NTTドコモは,第4世代移動通信システム(4G)向けの無線アクセス実験装置を用いた屋外試験で,下り方向について1Gビット/秒の信号速度を得た(発表資料)。2005年4月25日に取得した無線局実験免許を用いて,2005年5月9日に達成したものだという。

 神奈川県横須賀市で行った今回の実験では,時速約20kmで移動する装置を用いた。同社は2004年8月,室内における実験で下り方向について1Gビット/秒を達成していた(Tech-On!の関連記事)が,今回は屋外に持ち出した場合でも同等の信号速度が得られることを確認したことになる。
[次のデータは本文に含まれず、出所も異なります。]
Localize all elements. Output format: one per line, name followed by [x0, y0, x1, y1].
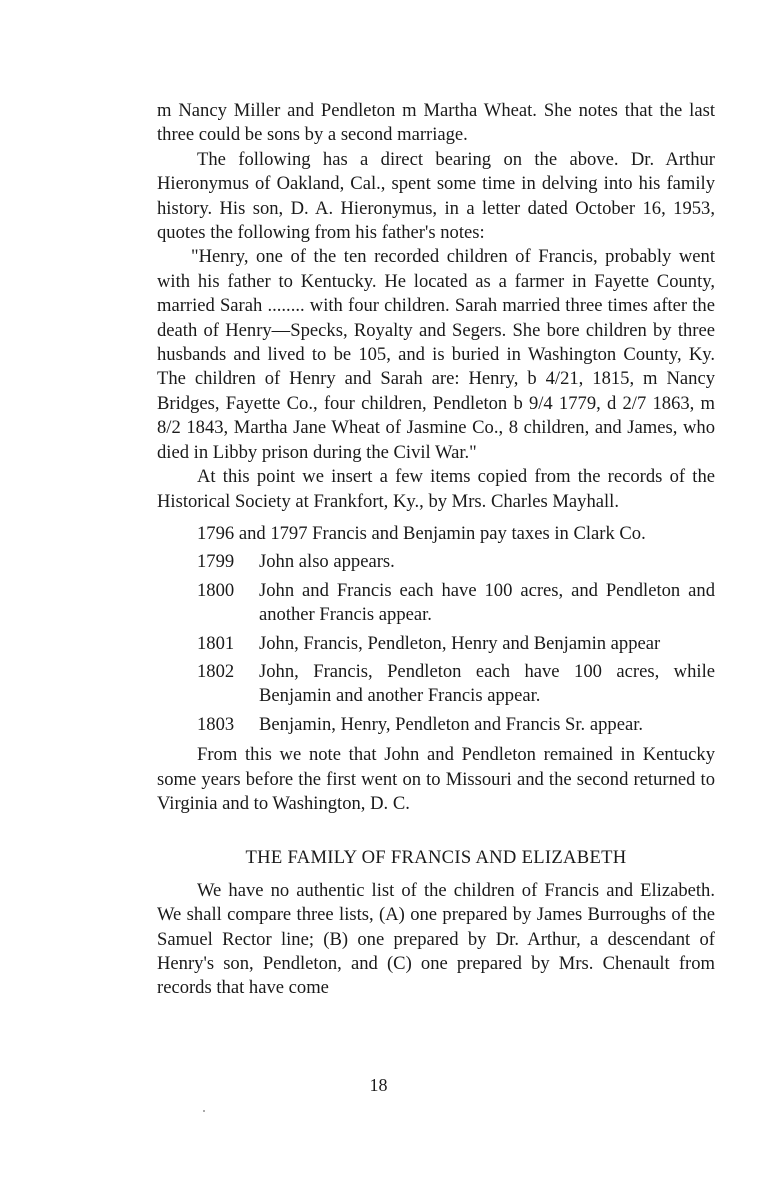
print-speck — [203, 1110, 205, 1112]
paragraph-hieronymus-intro: The following has a direct bearing on the above. Dr. Arthur Hieronymus of Oakland, Cal., spent some time in delving into his family history. His son, D. A. Hieronymus, in a letter dated October 16, 1953, quotes the following from his father's notes: — [157, 148, 715, 244]
paragraph-quotation: "Henry, one of the ten recorded children of Francis, probably went with his father to Kentucky. He located as a farmer in Fayette County, married Sarah ........ with four children. Sarah married three times after the death of Henry—Specks, Royalty and Segers. She bore children by three husbands and lived to be 105, and is buried in Washington County, Ky. The children of Henry and Sarah are: Henry, b 4/21, 1815, m Nancy Bridges, Fayette Co., four children, Pendleton b 9/4 1779, d 2/7 1863, m 8/2 1843, Martha Jane Wheat of Jasmine Co., 8 children, and James, who died in Libby prison during the Civil War." — [157, 246, 715, 463]
record-text: John and Francis each have 100 acres, and Pendleton and another Francis appear. — [259, 579, 715, 626]
page-body — [157, 99, 715, 1001]
tax-records-list — [197, 522, 715, 737]
record-year: 1799 — [197, 551, 235, 573]
record-text: 1796 and 1797 Francis and Benjamin pay taxes in Clark Co. — [197, 522, 646, 544]
record-text: John, Francis, Pendleton each have 100 acres, while Benjamin and another Francis appear. — [259, 660, 715, 707]
record-item — [197, 550, 715, 574]
record-item — [197, 522, 715, 546]
record-item — [197, 713, 715, 737]
page-number: 18 — [369, 1075, 388, 1095]
paragraph-continuation: m Nancy Miller and Pendleton m Martha Wheat. She notes that the last three could be sons by a second marriage. — [157, 100, 715, 146]
record-item — [197, 632, 715, 656]
record-item — [197, 660, 715, 709]
record-year: 1801 — [197, 632, 235, 654]
record-year: 1802 — [197, 660, 235, 682]
section-heading: THE FAMILY OF FRANCIS AND ELIZABETH — [245, 847, 627, 869]
record-text: John also appears. — [259, 551, 395, 573]
record-text: John, Francis, Pendleton, Henry and Benjamin appear — [259, 632, 661, 654]
record-text: Benjamin, Henry, Pendleton and Francis Sr. appear. — [259, 713, 644, 735]
record-year: 1803 — [197, 713, 235, 735]
paragraph-records-intro: At this point we insert a few items copied from the records of the Historical Society at Frankfort, Ky., by Mrs. Charles Mayhall. — [157, 466, 715, 512]
paragraph-kentucky-note: From this we note that John and Pendleton remained in Kentucky some years before the first went on to Missouri and the second returned to Virginia and to Washington, D. C. — [157, 744, 715, 814]
record-year: 1800 — [197, 579, 235, 601]
paragraph-family-lists: We have no authentic list of the children of Francis and Elizabeth. We shall compare three lists, (A) one prepared by James Burroughs of the Samuel Rector line; (B) one prepared by Dr. Arthur, a descendant of Henry's son, Pendleton, and (C) one prepared by Mrs. Chenault from records that have come — [157, 879, 715, 999]
record-item — [197, 579, 715, 628]
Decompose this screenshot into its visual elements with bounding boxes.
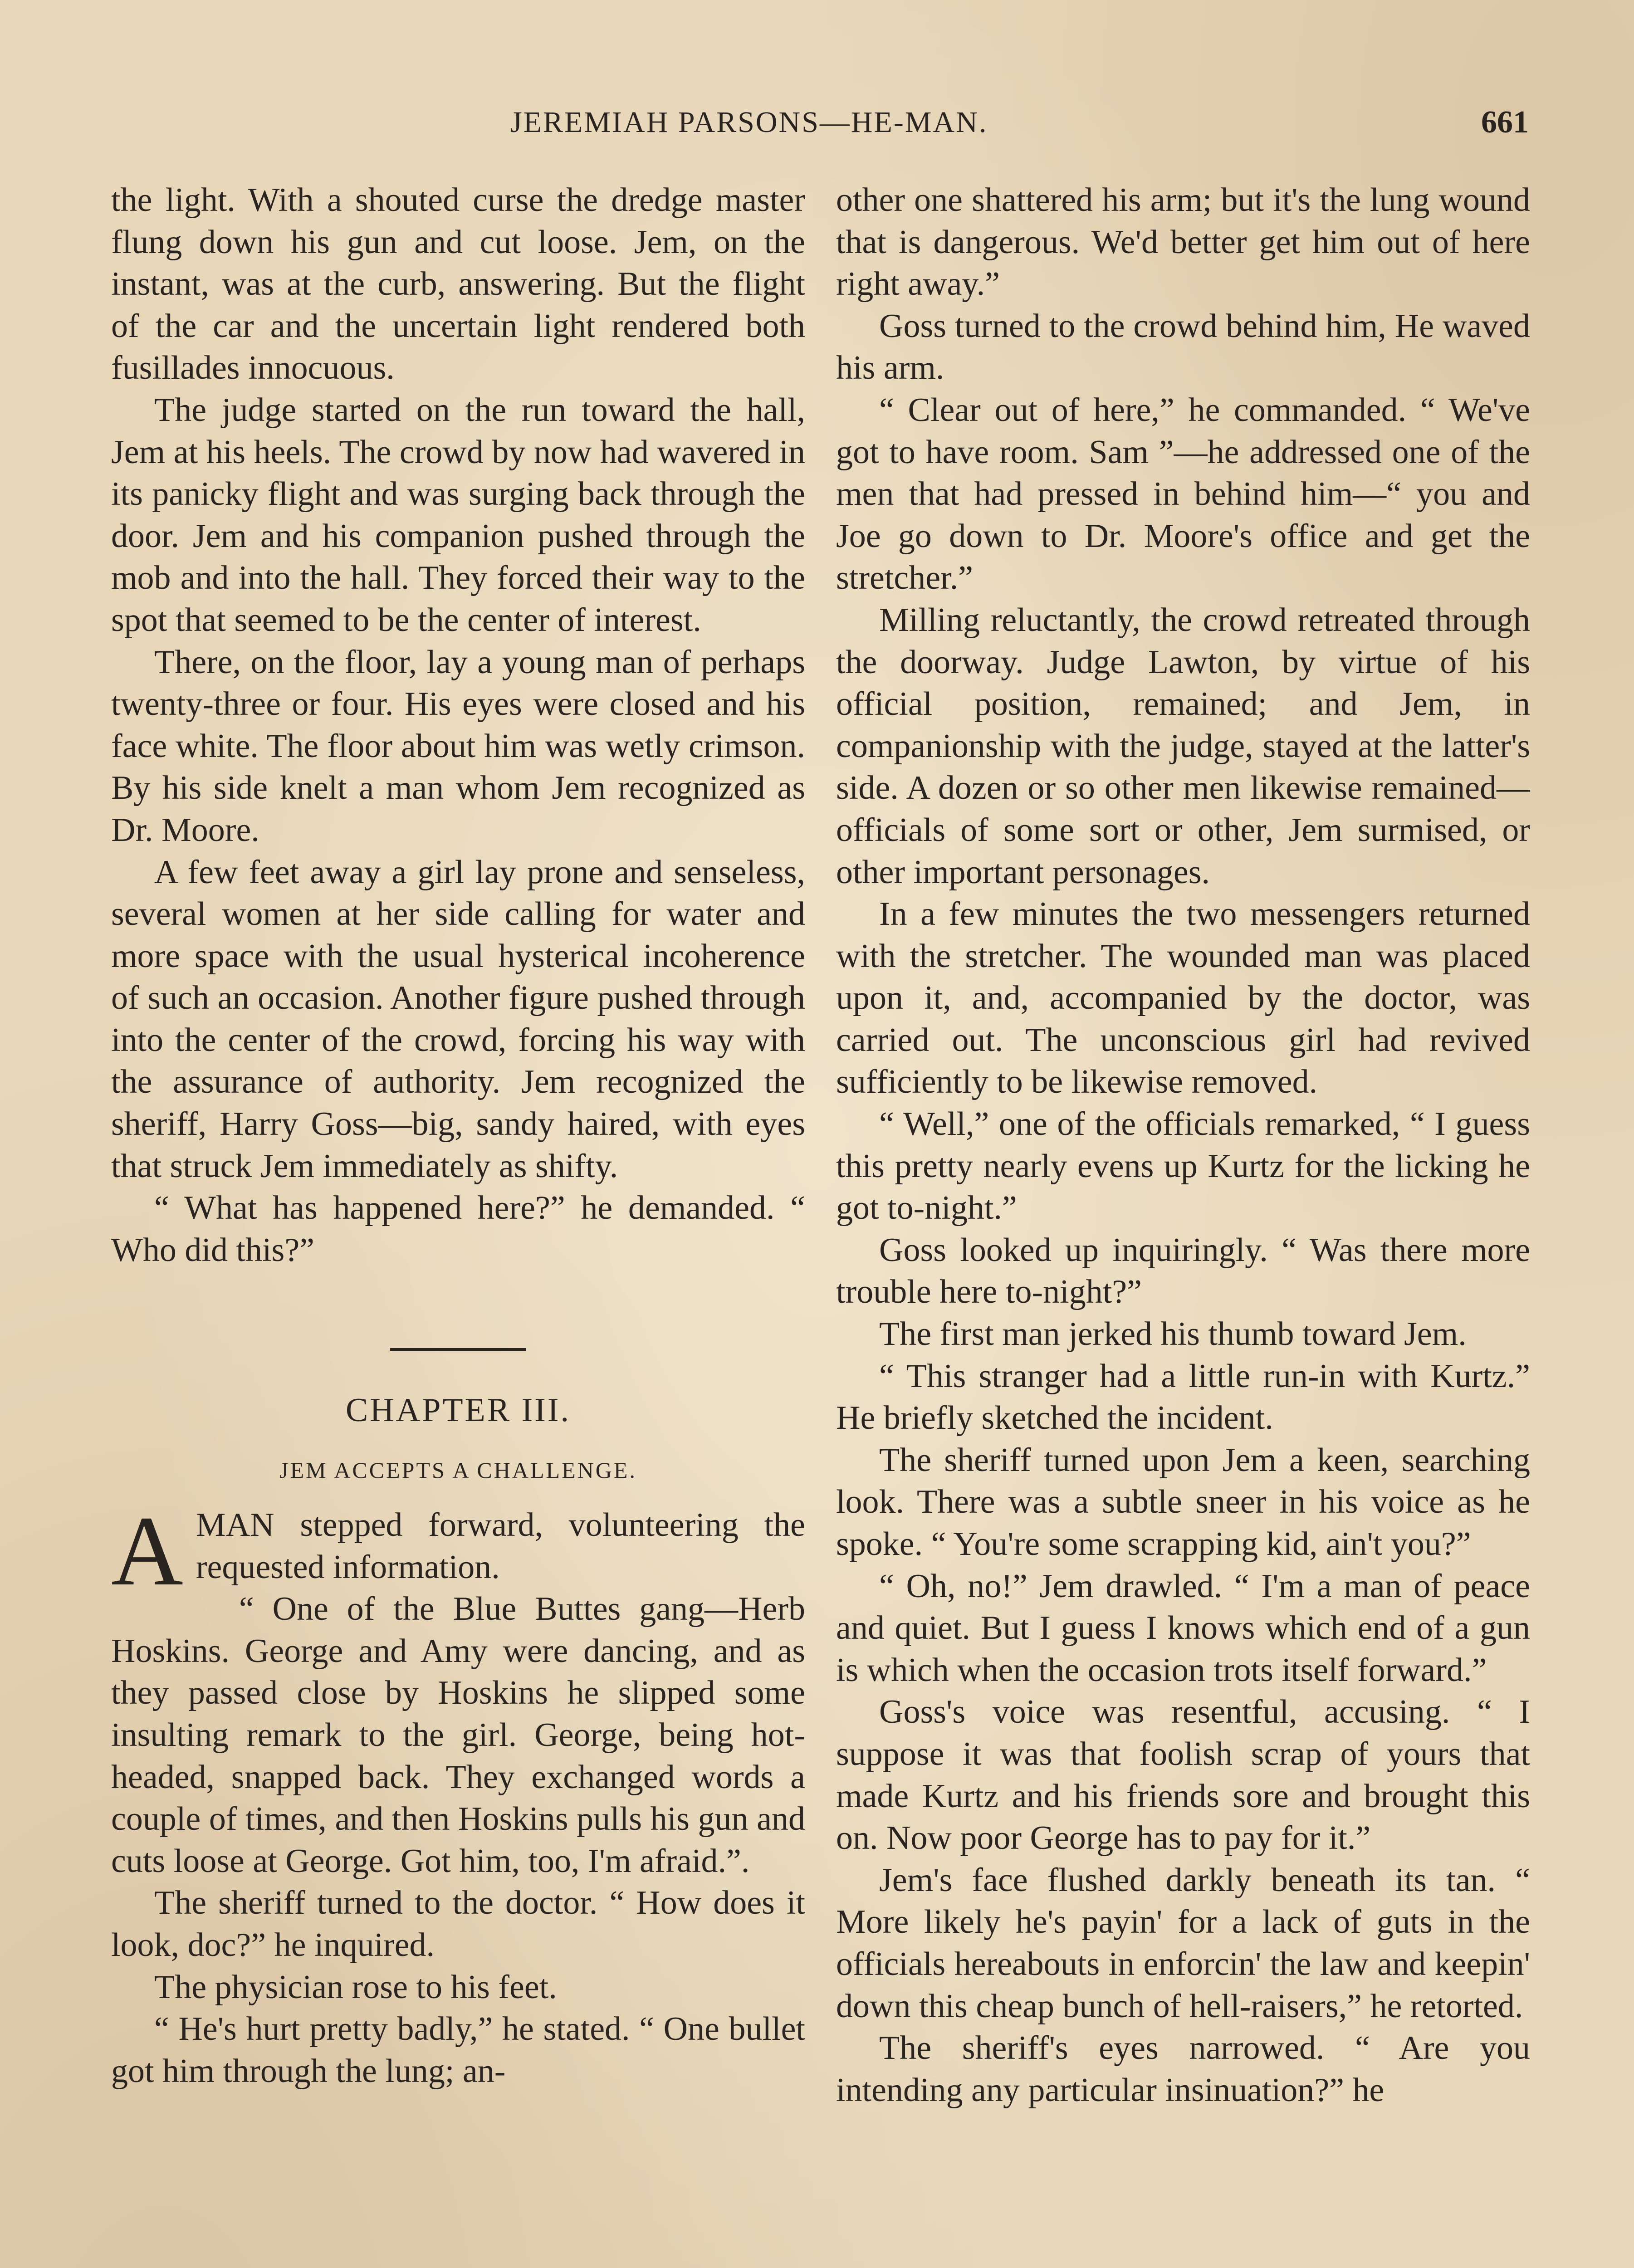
- paragraph: the light. With a shouted curse the dredge master flung down his gun and cut loose. Jem, on the instant, was at the curb, answering. But the flight of the car and the uncertain light rendered both fusillades innocuous.: [111, 181, 805, 387]
- chapter-opening-paragraph: [111, 1496, 805, 1607]
- paragraph: “ He's hurt pretty badly,” he stated. “ One bullet got him through the lung; an-: [111, 2010, 805, 2090]
- chapter-title: CHAPTER III.: [345, 1392, 571, 1429]
- paragraph: There, on the floor, lay a young man of perhaps twenty-three or four. His eyes were closed and his face white. The floor about him was wetly crimson. By his side knelt a man whom Jem recognized as Dr. Moore.: [111, 643, 805, 849]
- paragraph: A few feet away a girl lay prone and senseless, several women at her side calling for water and more space with the usual hysterical incoherence of such an occasion. Another figure pushed through into the center of the crowd, forcing his way with the assurance of authority. Jem recognized the sheriff, Harry Goss—big, sandy haired, with eyes that struck Jem immediately as shifty.: [111, 853, 805, 1185]
- paragraph: Milling reluctantly, the crowd retreated through the doorway. Judge Lawton, by virtue of his official position, remained; and Jem, in companionship with the judge, stayed at the latter's side. A dozen or so other men likewise remained—officials of some sort or other, Jem surmised, or other important personages.: [836, 601, 1530, 891]
- paragraph: The sheriff turned upon Jem a keen, searching look. There was a subtle sneer in his voice as he spoke. “ You're some scrapping kid, ain't you?”: [836, 1441, 1530, 1563]
- paragraph: “ Clear out of here,” he commanded. “ We've got to have room. Sam ”—he addressed one of the men that had pressed in behind him—“ you and Joe go down to Dr. Moore's office and get the stretcher.”: [836, 391, 1530, 597]
- paragraph: The first man jerked his thumb toward Jem.: [879, 1315, 1467, 1353]
- paragraph: Goss turned to the crowd behind him, He waved his arm.: [836, 307, 1530, 387]
- running-title: JEREMIAH PARSONS—HE-MAN.: [510, 106, 988, 139]
- paragraph: Jem's face flushed darkly beneath its tan. “ More likely he's payin' for a lack of guts in the officials hereabouts in enforcin' the law and keepin' down this cheap bunch of hell-raisers,” he retorted.: [836, 1861, 1530, 2025]
- paragraph: The judge started on the run toward the hall, Jem at his heels. The crowd by now had wavered in its panicky flight and was surging back through the door. Jem and his companion pushed through the mob and into the hall. They forced their way to the spot that seemed to be the center of interest.: [111, 391, 805, 639]
- page-number: 661: [1481, 105, 1529, 140]
- paragraph: In a few minutes the two messengers returned with the stretcher. The wounded man was placed upon it, and, accompanied by the doctor, was carried out. The unconscious girl had revived sufficiently to be likewise removed.: [836, 895, 1530, 1101]
- paragraph: “ One of the Blue Buttes gang—Herb Hoskins. George and Amy were dancing, and as they passed close by Hoskins he slipped some insulting remark to the girl. George, being hot-headed, snapped back. They exchanged words a couple of times, and then Hoskins pulls his gun and cuts loose at George. Got him, too, I'm afraid.”.: [111, 1590, 805, 1880]
- paragraph: The sheriff turned to the doctor. “ How does it look, doc?” he inquired.: [111, 1884, 805, 1964]
- chapter-opening-text: MAN stepped forward, volunteering the requested information.: [196, 1506, 805, 1586]
- paragraph: “ What has happened here?” he demanded. “ Who did this?”: [111, 1189, 805, 1269]
- paragraph: Goss looked up inquiringly. “ Was there more trouble here to-night?”: [836, 1231, 1530, 1311]
- paragraph: Goss's voice was resentful, accusing. “ I suppose it was that foolish scrap of yours that made Kurtz and his friends sore and brought this on. Now poor George has to pay for it.”: [836, 1693, 1530, 1857]
- paragraph: “ Well,” one of the officials remarked, “ I guess this pretty nearly evens up Kurtz for the licking he got to-night.”: [836, 1105, 1530, 1227]
- paragraph: The sheriff's eyes narrowed. “ Are you intending any particular insinuation?” he: [836, 2029, 1530, 2109]
- section-divider: [390, 1348, 526, 1351]
- right-column: [836, 179, 1530, 2268]
- paragraph: The physician rose to his feet.: [154, 1968, 557, 2006]
- left-column: [111, 179, 805, 2268]
- paragraph: “ This stranger had a little run-in with Kurtz.” He briefly sketched the incident.: [836, 1357, 1530, 1437]
- paragraph: “ Oh, no!” Jem drawled. “ I'm a man of peace and quiet. But I guess I knows which end of a gun is which when the occasion trots itself forward.”: [836, 1567, 1530, 1689]
- paragraph: other one shattered his arm; but it's the lung wound that is dangerous. We'd better get him out of here right away.”: [836, 181, 1530, 303]
- page-header: [109, 98, 1533, 152]
- drop-cap: A: [111, 1496, 183, 1607]
- chapter-subtitle: JEM ACCEPTS A CHALLENGE.: [279, 1457, 637, 1483]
 さらにさかのぼると,2002年10月に高速移動時の室内実験で100Mビット/秒の信号伝送に成功している。2003年5月から開始した屋外実験では,100Mビット/秒の信号伝送を実証済みである。

 実験システムは,無線アクセス方式としてNTTドコモが開発した「VSF-Spread OFDM」と空間多重技術「MIMO」を併用するもの。4個の送信アンテナと4個の受信アンテナ,16値QAMのデータ変調,符号化率8/9のターボ符号化を用いた。受信側で信号を分離する方法としては「最尤(さいゆう)判定法(MLD:maximum likelihood detection)」を採用した。ここではNTTドコモ独自の信号分離法を適用,信号処理量を大幅に削減した。